Variations in regulatory mechanisms, availability of alternatives to informal payments as a means for achieving better quality and access, level and sources of funding can explain the cross-country diversity (30). Meanwhile, the devotion to accepting, giving, and relying on informal patient payments observed in the region can become a great obstacle in introducing health care reforms in any of the countries. Informal patient payments affect the health care system at the macro (system) level as they impede health care reforms, and at the micro (service) level by creating barriers to adequate care (1, 30). Most important, however, informal patient payments distort equity since patients who cannot afford to pay informally might be deprived from adequate health care (31). Thus, strategies for dealing with informal patient payments and their causes are urging.
However, the ability of the government to ensure a good performance of the public sector in general and of the health care sector, in particular, is seen as a key factor for avoiding shadow practices. So far, political decision-making in Eastern Europe has been too much based on the interests of business (the medical elites in case of health care) with too little consideration of evidence-based strategies and public opinion. This impedes real positive changes in public service provision regardless of the policy goals stated by the governments. Therefore, changes in governments and international organization interventions may give a stimulus to improve governance and the culture of management of all public sectors. The ultimate challenge for policy-makers is to realize that when informal patient payments appear in health care, it also aggravates the health and wealth of the nation.

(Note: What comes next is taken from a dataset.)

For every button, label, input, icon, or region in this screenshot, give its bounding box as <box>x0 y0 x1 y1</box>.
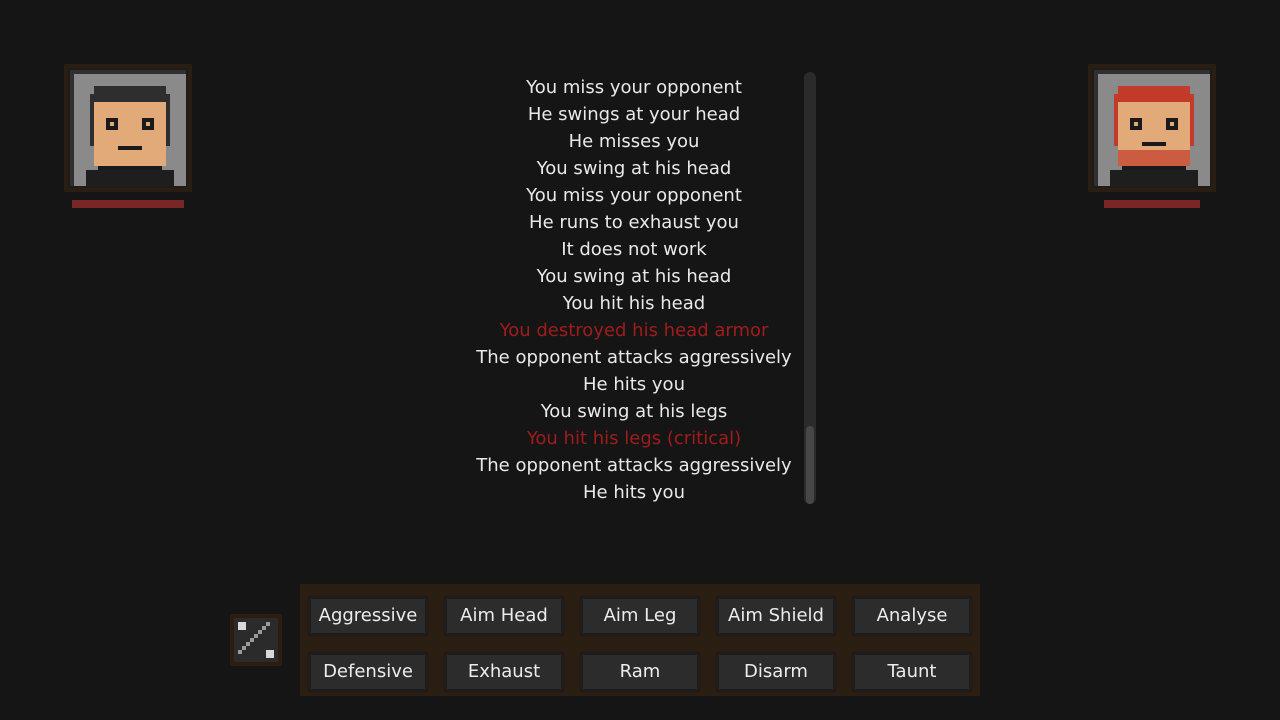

Conflict of Interest Statement
The authors declare that the research was conducted in the absence of any commercial or financial relationships that could be construed as a potential conflict of interest.
Acknowledgments
The paper is based on the thesis of TS, titled “Informal patient payments in Central and Eastern European countries” 2013 and supervised by Prof. Dr. WG, Dr. MP, and Dr. IG. The study presented in the thesis was financed by the European Commission under FP7 Theme 8 Socio-economic Sciences and Humanities, Project ASSPRO CEE 2007 (GA no. 217431). The content of the publication is the sole responsibility of the authors and it in no way represents the views of the Commission or its services.